Pediatr Diabetes. 2010 Dec;11(8):563-71. doi: 10.1111/j.1399-5448.2010.00645.x.
A major focus of pediatric multidisciplinary diabetes care is promoting glycemic control (A1c) while ensuring high quality of life (QOL). The current study investigated factors associated with A1c and QOL using a methodology that considered these variables as simultaneous outcomes.
A total of 261 adolescents (aged 13-18) with type 1 diabetes completed measures of blood glucose monitoring (BGM) frequency, diabetes-specific QOL, negative affect, and depression. Caregivers completed measures of demographic and disease characteristics, depression, and family conflict.

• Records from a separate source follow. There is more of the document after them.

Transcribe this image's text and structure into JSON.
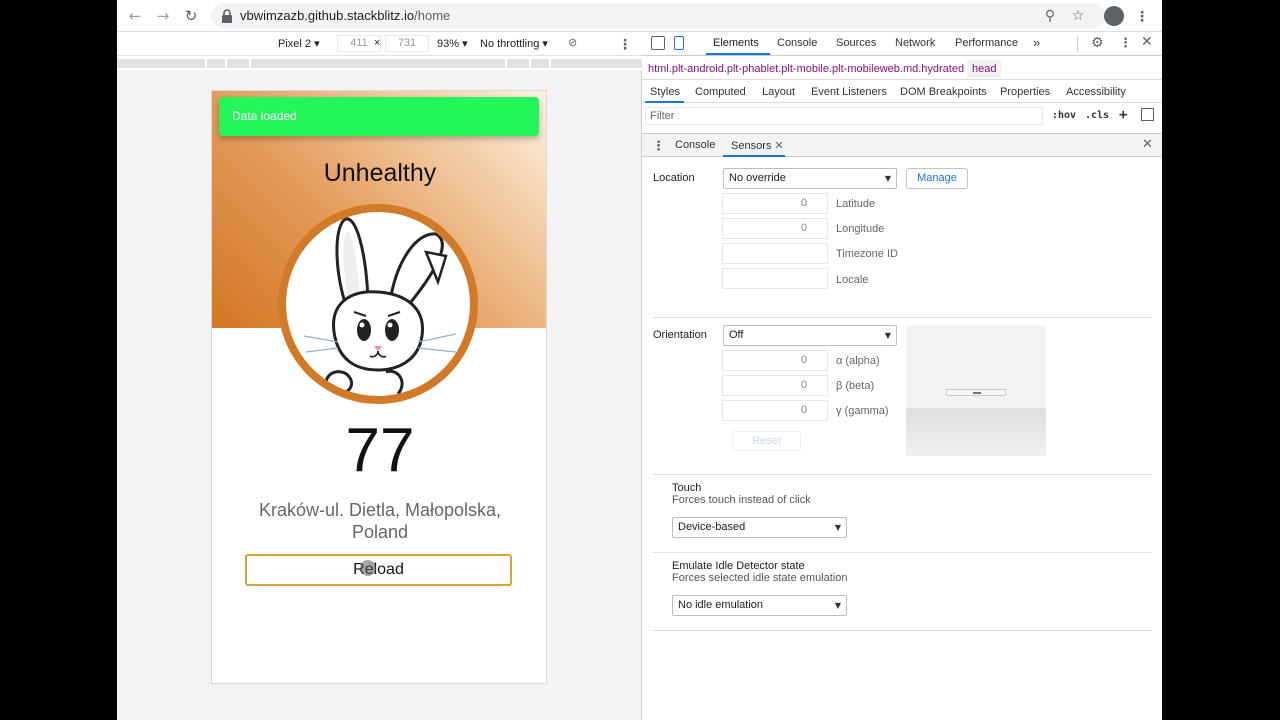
{
  "browser": {
    "url_host": "vbwimzazb.github.stackblitz.io",
    "url_path": "/home"
  },
  "device_toolbar": {
    "device": "Pixel 2",
    "width": "411",
    "times": "×",
    "height": "731",
    "zoom": "93%",
    "throttling": "No throttling"
  },
  "app": {
    "toast": "Data loaded",
    "status": "Unhealthy",
    "aqi_value": "77",
    "location": "Kraków-ul. Dietla, Małopolska, Poland",
    "reload_label": "Reload",
    "accent_color": "#d27a27",
    "toast_color": "#23f55a"
  },
  "devtools": {
    "tabs": [
      "Elements",
      "Console",
      "Sources",
      "Network",
      "Performance"
    ],
    "more_tabs": "»",
    "breadcrumb_html": "html.plt-android.plt-phablet.plt-mobile.plt-mobileweb.md.hydrated",
    "breadcrumb_head": "head",
    "subtabs": [
      "Styles",
      "Computed",
      "Layout",
      "Event Listeners",
      "DOM Breakpoints",
      "Properties",
      "Accessibility"
    ],
    "filter_placeholder": "Filter",
    "hov": ":hov",
    "cls": ".cls",
    "drawer_tabs": [
      "Console",
      "Sensors"
    ]
  },
  "sensors": {
    "location_label": "Location",
    "location_value": "No override",
    "manage_label": "Manage",
    "latitude_value": "0",
    "latitude_label": "Latitude",
    "longitude_value": "0",
    "longitude_label": "Longitude",
    "timezone_label": "Timezone ID",
    "locale_label": "Locale",
    "orientation_label": "Orientation",
    "orientation_value": "Off",
    "alpha_value": "0",
    "alpha_label": "α (alpha)",
    "beta_value": "0",
    "beta_label": "β (beta)",
    "gamma_value": "0",
    "gamma_label": "γ (gamma)",
    "reset_label": "Reset",
    "touch_title": "Touch",
    "touch_desc": "Forces touch instead of click",
    "touch_value": "Device-based",
    "idle_title": "Emulate Idle Detector state",
    "idle_desc": "Forces selected idle state emulation",
    "idle_value": "No idle emulation"
  }
}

A1c was negatively correlated with QOL (r = -0.18 to -0.29, p < 0.01) across all subscales. Based on clinical A1c goals and median QOL scores, adolescents fell into four glycemic control-QOL groups. Multinomial logistic regression determined correlates of group membership utilizing adolescents with suboptimal glycemic control-low QOL as the referent group. Adolescents with optimal glycemic control-high QOL reported increased BGM frequency (OR = 1.87), less negative affect (OR = 1.32), and were more likely to use CSII (OR = 5.41). Adolescents with optimal A1c-low QOL reported greater BGM frequency (OR = 1.91) and shorter disease duration (OR = 1.09). Adolescents with suboptimal glycemic control-high QOL reported greater BGM frequency (OR = 1.41), fewer depressive symptoms (OR = 1.13), and less negative affect (OR = 1.31).

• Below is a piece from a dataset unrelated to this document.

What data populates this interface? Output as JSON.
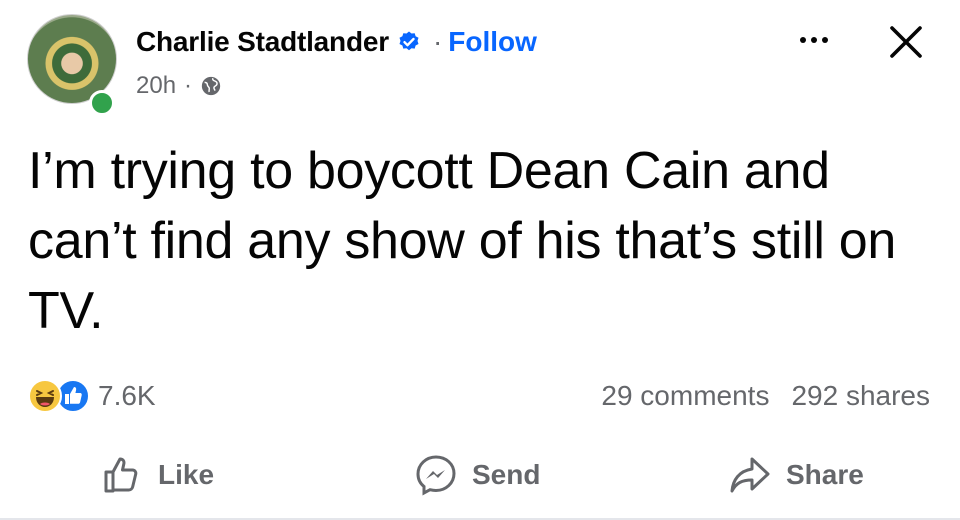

Results reveal disease, management, and psychosocial characteristics that differentiate glycemic control-QOL outcome groups and identify risk factors related to this relationship. Further appreciation of these characteristics may increase clinicians' understanding and attention to these important clinical outcomes and help tailor the most appropriate interventions (e.g., individual psychotherapy vs. family problem-solving interventions) to help adolescents achieve glycemic control without sacrificing QOL.

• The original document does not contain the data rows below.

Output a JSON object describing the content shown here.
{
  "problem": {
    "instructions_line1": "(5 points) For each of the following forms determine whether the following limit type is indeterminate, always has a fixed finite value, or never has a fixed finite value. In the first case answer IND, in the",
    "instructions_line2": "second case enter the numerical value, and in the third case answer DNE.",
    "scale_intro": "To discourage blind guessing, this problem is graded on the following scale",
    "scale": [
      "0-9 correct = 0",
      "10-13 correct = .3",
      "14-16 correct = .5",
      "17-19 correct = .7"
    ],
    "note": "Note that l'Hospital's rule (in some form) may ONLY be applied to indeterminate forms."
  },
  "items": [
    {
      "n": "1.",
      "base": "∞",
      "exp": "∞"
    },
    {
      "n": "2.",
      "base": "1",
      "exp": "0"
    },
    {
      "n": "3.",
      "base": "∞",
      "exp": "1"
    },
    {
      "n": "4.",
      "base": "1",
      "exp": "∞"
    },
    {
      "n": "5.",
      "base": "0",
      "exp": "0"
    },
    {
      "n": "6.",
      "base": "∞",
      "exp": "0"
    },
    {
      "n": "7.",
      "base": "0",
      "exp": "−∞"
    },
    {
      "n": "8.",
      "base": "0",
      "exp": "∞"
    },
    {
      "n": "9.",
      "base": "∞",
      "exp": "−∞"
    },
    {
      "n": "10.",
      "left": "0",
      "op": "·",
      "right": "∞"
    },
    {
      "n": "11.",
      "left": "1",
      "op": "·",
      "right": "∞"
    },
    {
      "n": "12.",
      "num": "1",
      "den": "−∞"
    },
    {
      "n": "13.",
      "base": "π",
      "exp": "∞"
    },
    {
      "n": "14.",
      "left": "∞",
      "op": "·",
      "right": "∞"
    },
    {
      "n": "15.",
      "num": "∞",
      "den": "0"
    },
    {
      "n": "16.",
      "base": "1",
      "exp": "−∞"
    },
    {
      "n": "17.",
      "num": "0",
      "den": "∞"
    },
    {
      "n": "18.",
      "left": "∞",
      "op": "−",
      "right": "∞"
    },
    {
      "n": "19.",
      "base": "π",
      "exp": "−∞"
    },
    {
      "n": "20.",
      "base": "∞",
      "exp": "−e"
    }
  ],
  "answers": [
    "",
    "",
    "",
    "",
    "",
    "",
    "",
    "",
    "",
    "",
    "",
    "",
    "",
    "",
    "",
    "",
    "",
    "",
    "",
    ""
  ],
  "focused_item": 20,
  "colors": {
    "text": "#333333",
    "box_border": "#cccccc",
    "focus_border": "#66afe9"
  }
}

儿科多学科糖尿病护理的一个主要重点是在确保高质量生活(QOL)的同时促进血糖控制(A1c)。本研究使用一种同时考虑这些变量的方法,调查了与 A1c 和 QOL 相关的因素。
共有 261 名患有 1 型糖尿病的青少年(年龄 13-18 岁)完成了血糖监测(BGM)频率、糖尿病特定 QOL、负性情绪和抑郁的测量。照顾者完成了人口统计学和疾病特征、抑郁和家庭冲突的测量。
A1c 与所有子量表的 QOL 呈负相关(r = -0.18 至 -0.29,p < 0.01)。根据临床 A1c 目标和中位数 QOL 评分,青少年分为四个血糖控制-QOL 组。使用血糖控制不佳-QOL 较低的青少年作为参考组,使用多项逻辑回归确定了组内成员的相关性。血糖控制良好-QOL 较高的青少年报告了更高的 BGM 频率(OR = 1.87)、更少的负性情绪(OR = 1.32),并且更有可能使用 CSII(OR = 5.41)。血糖控制良好-QOL 较低的青少年报告了更高的 BGM 频率(OR = 1.91)和更短的疾病持续时间(OR = 1.09)。血糖控制不佳-QOL 较高的青少年报告了更高的 BGM 频率(OR = 1.41)、更少的抑郁症状(OR = 1.13)和更少的负性情绪(OR = 1.31)。
结果揭示了区分血糖控制-QOL 结果组的疾病、管理和心理社会特征,并确定了与这种关系相关的风险因素。进一步了解这些特征可能会增加临床医生对这些重要临床结果的理解和关注,并帮助量身定制最合适的干预措施(例如,个体心理治疗与家庭问题解决干预),帮助青少年在不牺牲 QOL 的情况下实现血糖控制。